The April 25, 1974, “Carnation Revolution” in Portugal, which resulted in the overthrow of the long-lasting authoritarian regime, had as its major impact the end of the colonial war and, consequentially, of the Portuguese colonial enterprise. In fact, every single colonial territory was granted independence.
Angola became a major Cold-War stage, where the two major factions – MPLA (Movimento Popular de Libertação de Angola, or People’s Movement for the Liberation of Angola) was supported by the Soviet Bloc (Cuba, under Fidel Castro, had troops on the ground), and UNITA (União Nacional para a Independência Total de Angola, or National Union for the Total independence of Angola, supported by the Western Bloc), fought each other between 1975 and 2002, having some interludes.
IN 1975 the MPLA army invaded the Cabinda enclave which, by then had formed a provisional government. The MPLA, supported by Cuban soldiers, overpowered the Cabinda-based movements and took control of the major cities, finally establishing full control after two months of fighting.
Since then, the FLEC – which was not always united under the same banner – has clashed with Angolan Armed Forces. Despite a cease-fire in 2006, conflict continued unabated.
The FLEC has now announced its intention to push for a definitive peace settlement. Antoine Kitembo, FLEC’s Vice-President has stated in a written document that it is “time to make concessions to yesterday’s enemies”. The document continues by saying that it is necessary to open a new page in which Cabinda’s identity and shared sovereignty with Angola, with the ultimate end of total sovereignty over local affairs.
Realizing that it will not be easy for Angola’s government to accept such conditions in a quick way, FLEC also proposes a debate to be started over Cabinda’s administrative status. The option are: Associate Sovereign State, Autonomous Territory, or Federal Autonomous State.

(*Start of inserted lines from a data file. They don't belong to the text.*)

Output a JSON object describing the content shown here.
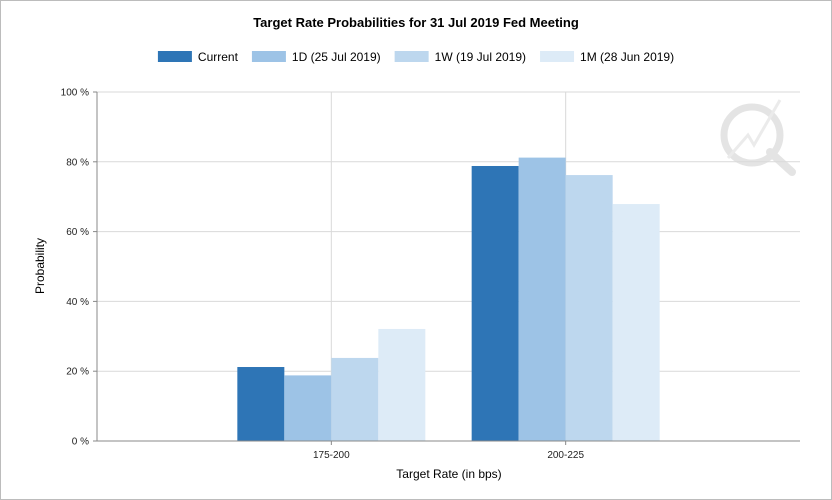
{
  "chart_data": {
    "type": "bar",
    "title": "Target Rate Probabilities for 31 Jul 2019 Fed Meeting",
    "xlabel": "Target Rate (in bps)",
    "ylabel": "Probability",
    "categories": [
      "175-200",
      "200-225"
    ],
    "ylim": [
      0,
      100
    ],
    "yticks": [
      0,
      20,
      40,
      60,
      80,
      100
    ],
    "ytick_labels": [
      "0 %",
      "20 %",
      "40 %",
      "60 %",
      "80 %",
      "100 %"
    ],
    "grid": true,
    "legend_position": "top",
    "series": [
      {
        "name": "Current",
        "color": "#2e75b6",
        "values": [
          21.2,
          78.8
        ]
      },
      {
        "name": "1D (25 Jul 2019)",
        "color": "#9dc3e6",
        "values": [
          18.8,
          81.2
        ]
      },
      {
        "name": "1W (19 Jul 2019)",
        "color": "#bdd7ee",
        "values": [
          23.8,
          76.2
        ]
      },
      {
        "name": "1M (28 Jun 2019)",
        "color": "#ddebf7",
        "values": [
          32.1,
          67.9
        ]
      }
    ]
  }
}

In what seems a move to grant legitimacy and a sense of ‘moral obligation’ to a possible acceptance of any of the options, FLEC demands that during the negotiations there should be present representatives not only part of the organization and the Angolan Government, but also representatives from Portugal (as both region’s former colonial power), Catholic Church, Cabinda’s traditional authorities, African Union, civil society, European Parliament and the enclave’s regional neighbours – The Congos.
Though it seems far-fetched that the Government of Angola will accept any of these terms, the fact that this news is being highly publicized in Angolan press – argued to be tightly censured and controlled -, there might be signs that José Eduardo dos Santos’ regime is somewhat willing to negotiate some, if not satisfying enough, terms.
After all, Cabinda is not just a piece of land detached from Angolan territory. It is a highly oil-rich area which cannot be easily given away, nor unconditionally given a ‘loose leash’.